Gleison Guimarães: Médico especialista em Pneumologia pela UFRJ e Sociedade Brasileira de Pneumologia e Tisiologia (SBPT). Especialista em Medicina do Sono pela Associação Brasileira de Medicina do Sono (ABMS). Especialista em Medicina Intensiva pela Associação de Medicina Intensiva Brasileira (AMIB). Certificado de área de atuação em Medicina do Sono pela SBPT/AMB/CFM. Mestre em Clínica Médica/Pneumologia pela UFRJ. Membro da American Academy of Sleep Medicine (AASM) e da European Respiratory Society (ERS). Diretor do Instituto do Sono de Macaé – Dr. Gleison Guimarães: Clínica de Medicina Respiratória e Vacinas. Presidente do Departamento de Distúrbios do Sono da SBPT (2013/2014). Presidente da Comissão de Distúrbios Respiratórios do Sono da SOPTERJ (2014/2015).

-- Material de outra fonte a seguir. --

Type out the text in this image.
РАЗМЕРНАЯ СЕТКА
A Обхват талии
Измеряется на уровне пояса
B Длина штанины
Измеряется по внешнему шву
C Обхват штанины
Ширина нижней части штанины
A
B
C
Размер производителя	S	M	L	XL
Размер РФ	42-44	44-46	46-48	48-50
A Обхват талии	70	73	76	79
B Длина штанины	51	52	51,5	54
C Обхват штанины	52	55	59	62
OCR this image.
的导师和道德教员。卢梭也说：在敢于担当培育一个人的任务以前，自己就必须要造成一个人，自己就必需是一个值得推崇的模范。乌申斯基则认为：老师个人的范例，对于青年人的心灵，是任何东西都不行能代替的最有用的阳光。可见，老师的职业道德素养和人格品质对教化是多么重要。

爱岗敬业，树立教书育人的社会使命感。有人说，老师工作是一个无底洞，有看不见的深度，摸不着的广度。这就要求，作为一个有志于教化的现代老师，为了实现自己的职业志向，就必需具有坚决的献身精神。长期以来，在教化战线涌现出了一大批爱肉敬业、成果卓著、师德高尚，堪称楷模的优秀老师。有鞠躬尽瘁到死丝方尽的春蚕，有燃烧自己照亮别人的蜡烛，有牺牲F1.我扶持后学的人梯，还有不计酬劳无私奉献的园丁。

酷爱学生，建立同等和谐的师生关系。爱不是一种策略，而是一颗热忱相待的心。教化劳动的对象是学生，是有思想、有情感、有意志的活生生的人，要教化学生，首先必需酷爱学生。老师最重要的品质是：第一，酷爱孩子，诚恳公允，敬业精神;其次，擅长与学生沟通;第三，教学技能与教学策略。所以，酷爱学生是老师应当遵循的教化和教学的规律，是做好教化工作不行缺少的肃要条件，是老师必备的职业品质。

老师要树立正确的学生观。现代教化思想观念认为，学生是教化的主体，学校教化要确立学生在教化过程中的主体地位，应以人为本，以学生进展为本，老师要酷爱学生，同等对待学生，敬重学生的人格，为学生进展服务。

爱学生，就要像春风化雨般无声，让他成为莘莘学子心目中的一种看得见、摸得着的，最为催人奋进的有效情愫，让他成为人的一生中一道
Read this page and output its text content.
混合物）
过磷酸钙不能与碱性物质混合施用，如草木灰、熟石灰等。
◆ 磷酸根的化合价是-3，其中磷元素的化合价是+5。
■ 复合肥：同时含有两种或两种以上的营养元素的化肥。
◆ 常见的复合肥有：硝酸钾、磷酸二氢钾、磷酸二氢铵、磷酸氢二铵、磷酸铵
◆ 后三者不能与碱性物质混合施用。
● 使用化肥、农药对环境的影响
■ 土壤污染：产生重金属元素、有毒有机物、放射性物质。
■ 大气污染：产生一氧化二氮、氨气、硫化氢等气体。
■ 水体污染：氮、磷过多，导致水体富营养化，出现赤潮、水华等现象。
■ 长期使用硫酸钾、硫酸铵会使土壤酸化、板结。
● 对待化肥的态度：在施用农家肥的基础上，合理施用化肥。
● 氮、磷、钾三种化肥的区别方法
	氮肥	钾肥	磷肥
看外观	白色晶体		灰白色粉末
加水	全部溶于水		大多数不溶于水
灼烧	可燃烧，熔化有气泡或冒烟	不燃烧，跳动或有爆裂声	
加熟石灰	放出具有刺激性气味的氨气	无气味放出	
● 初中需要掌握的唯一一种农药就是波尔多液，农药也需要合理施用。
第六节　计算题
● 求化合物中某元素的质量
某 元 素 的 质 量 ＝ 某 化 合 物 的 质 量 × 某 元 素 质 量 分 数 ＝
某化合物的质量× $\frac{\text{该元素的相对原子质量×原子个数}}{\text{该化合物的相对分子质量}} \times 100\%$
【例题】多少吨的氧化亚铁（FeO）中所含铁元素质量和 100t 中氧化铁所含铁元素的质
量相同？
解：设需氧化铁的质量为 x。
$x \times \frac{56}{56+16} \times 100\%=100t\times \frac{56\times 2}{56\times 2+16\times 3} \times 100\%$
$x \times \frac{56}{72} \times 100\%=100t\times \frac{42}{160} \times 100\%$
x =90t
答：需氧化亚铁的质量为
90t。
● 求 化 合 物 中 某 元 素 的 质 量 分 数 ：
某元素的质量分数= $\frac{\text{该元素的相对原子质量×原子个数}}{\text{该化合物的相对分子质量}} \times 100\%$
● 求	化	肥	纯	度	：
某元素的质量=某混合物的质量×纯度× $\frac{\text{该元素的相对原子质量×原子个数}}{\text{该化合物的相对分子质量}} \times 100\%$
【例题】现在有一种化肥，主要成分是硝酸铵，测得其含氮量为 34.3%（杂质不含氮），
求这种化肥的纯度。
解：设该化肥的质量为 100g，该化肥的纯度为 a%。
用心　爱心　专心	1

Atuou como coordenador de Políticas Públicas sobre Drogas no município de Macaé (2013) e pela Fundação Educacional de Macaé (Funemac), gestora da Cidade Universitária (FeMASS, UFF, UFRJ e UERJ) até 2016. Pneumologista do ambulatório do Centro de Especialidades Dona Alba Corral (Macaé-RJ). Professor assistente de Pneumologia da Universidade Federal do Rio de Janeiro – Campus Macaé desde 2013.